Литмир - Электронная Библиотека
A
A

Теперь я совершенно уверен, что у них там дело нечисто. Калека провел в ее доме уже две или три ночи. Когда я вижу, как он входит туда, меня раздирает злоба. С каким восторгом я бы разделался с бестолковым уродом и навсегда бы избавился от унизительного наряда! С какой это стати днем и ночью, в жару и дождь должен я лицезреть их разврат?

Но я не приблизился к их дому не только из-за нападения. Я слишком хорошо представлял себе, что бы произошло, если бы я их перестрелял. Наш сумасшедший майор пойдет на все, чтобы установить причину их гибели. Если он такой сумасшедший, что заставил меня охранять мятежницу (то есть ее распутство), то, надо думать, он сейчас же прикажет тщательно обследовать пулю, которая убила мятежницу, — только для того, чтобы уверить свою сумасшедшую голову, что он сделал все для защиты богопротивной жизни, и — о ужас! — узнает, что жизнь эта оборвалась не от вражеской пули. Я убежден, что майор именно так и поступит — и тогда меня самого поставят к стенке.
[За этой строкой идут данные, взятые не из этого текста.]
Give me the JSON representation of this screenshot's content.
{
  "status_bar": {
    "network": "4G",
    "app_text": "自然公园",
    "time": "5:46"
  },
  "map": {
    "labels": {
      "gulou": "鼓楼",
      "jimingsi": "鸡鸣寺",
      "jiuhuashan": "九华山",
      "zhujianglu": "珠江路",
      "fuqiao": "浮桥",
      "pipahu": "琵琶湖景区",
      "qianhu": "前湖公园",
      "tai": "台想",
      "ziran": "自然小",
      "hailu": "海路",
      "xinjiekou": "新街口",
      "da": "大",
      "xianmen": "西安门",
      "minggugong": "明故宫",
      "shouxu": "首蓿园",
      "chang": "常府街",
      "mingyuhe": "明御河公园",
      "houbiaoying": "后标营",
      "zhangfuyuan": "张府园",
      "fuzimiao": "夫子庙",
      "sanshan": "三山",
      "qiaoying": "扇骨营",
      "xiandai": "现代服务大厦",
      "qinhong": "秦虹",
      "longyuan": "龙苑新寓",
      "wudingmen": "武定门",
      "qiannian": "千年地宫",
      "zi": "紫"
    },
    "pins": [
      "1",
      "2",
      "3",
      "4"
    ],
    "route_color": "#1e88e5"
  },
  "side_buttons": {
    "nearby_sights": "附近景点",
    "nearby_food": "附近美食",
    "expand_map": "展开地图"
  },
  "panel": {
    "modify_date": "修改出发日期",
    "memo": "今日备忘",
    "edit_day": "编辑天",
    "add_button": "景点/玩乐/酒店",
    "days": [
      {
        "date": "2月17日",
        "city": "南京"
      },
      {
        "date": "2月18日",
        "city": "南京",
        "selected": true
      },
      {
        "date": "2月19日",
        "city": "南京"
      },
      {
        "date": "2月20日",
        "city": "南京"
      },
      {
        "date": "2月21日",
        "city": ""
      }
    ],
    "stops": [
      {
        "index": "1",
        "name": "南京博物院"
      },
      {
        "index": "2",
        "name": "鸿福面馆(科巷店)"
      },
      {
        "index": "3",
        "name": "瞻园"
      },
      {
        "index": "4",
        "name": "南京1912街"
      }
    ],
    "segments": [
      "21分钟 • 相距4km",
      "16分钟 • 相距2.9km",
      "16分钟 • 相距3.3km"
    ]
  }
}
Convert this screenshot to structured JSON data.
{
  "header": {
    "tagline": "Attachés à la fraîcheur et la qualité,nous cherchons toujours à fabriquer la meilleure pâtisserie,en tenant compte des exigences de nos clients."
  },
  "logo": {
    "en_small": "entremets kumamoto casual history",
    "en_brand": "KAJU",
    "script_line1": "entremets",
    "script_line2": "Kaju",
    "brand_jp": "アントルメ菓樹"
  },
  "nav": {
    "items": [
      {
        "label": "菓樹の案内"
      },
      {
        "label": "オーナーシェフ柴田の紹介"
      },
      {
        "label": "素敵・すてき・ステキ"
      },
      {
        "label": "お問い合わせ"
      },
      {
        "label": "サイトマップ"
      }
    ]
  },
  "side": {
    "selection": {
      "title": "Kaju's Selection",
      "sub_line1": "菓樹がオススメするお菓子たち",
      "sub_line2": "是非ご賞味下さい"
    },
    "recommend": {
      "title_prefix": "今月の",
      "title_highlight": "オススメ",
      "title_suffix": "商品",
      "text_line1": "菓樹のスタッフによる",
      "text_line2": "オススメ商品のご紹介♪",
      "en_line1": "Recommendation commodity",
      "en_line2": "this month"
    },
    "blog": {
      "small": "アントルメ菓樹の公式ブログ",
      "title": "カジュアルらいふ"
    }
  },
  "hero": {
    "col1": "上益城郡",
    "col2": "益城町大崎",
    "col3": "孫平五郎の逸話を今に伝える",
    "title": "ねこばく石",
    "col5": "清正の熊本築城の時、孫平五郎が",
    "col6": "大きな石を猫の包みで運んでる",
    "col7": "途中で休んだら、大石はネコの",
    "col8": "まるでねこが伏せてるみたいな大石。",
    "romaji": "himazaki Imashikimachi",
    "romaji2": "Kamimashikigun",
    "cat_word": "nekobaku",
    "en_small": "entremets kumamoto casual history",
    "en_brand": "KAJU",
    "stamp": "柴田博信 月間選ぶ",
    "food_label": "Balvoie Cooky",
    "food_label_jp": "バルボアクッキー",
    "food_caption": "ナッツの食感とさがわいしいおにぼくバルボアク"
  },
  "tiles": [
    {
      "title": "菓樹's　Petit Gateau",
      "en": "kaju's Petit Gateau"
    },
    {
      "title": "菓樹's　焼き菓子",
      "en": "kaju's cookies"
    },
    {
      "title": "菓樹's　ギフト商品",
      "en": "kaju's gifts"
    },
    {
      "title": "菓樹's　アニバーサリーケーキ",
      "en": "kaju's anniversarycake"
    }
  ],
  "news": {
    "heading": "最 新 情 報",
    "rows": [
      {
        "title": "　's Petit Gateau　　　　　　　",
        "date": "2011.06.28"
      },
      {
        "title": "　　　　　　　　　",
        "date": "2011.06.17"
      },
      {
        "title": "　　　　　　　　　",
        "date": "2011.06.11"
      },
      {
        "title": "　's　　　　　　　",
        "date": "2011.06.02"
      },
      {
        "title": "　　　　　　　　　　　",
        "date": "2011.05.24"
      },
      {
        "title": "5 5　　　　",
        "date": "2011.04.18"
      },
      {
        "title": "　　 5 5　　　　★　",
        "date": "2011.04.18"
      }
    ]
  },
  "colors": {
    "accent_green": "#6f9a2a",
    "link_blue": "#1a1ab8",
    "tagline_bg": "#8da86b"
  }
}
Ну, погодите… погодите… Я не стану стрелять — зачем тратить драгоценные пули на тварь, которая ничего не стоит. Прикончить собаку можно тысячью способов! А я очень хочу, чтобы эта собака сдохла. Хочу вернуться к той службе, на которую шел добровольцем. И будь трижды проклят майор, если он еще раз даст мне такой позорный наряд — оберегать для него мятежников в том самом городе, который он должен оберегать от мятежников.

Али

Жертвы были слишком тяжелые, аллах свидетель! Слишком тяжелые. При воздушном налете погибло двадцать два солдата и пятьдесят семь гражданских. Целые семьи вместе с домами. Базар сгорел дотла. Бедный старый Богвнебе тоже получил свое — огонь с базара мгновенно перекинулся на окрестные дома. Старик сгорел со всей семьей. Верно он говорил, что при следующем налете все будет иначе! При партизанской вылазке погибло пятнадцать гражданских и сто тринадцать солдат. И бесчисленное количество раненых, как солдат, так и гражданских, многие из них — в критическом состоянии.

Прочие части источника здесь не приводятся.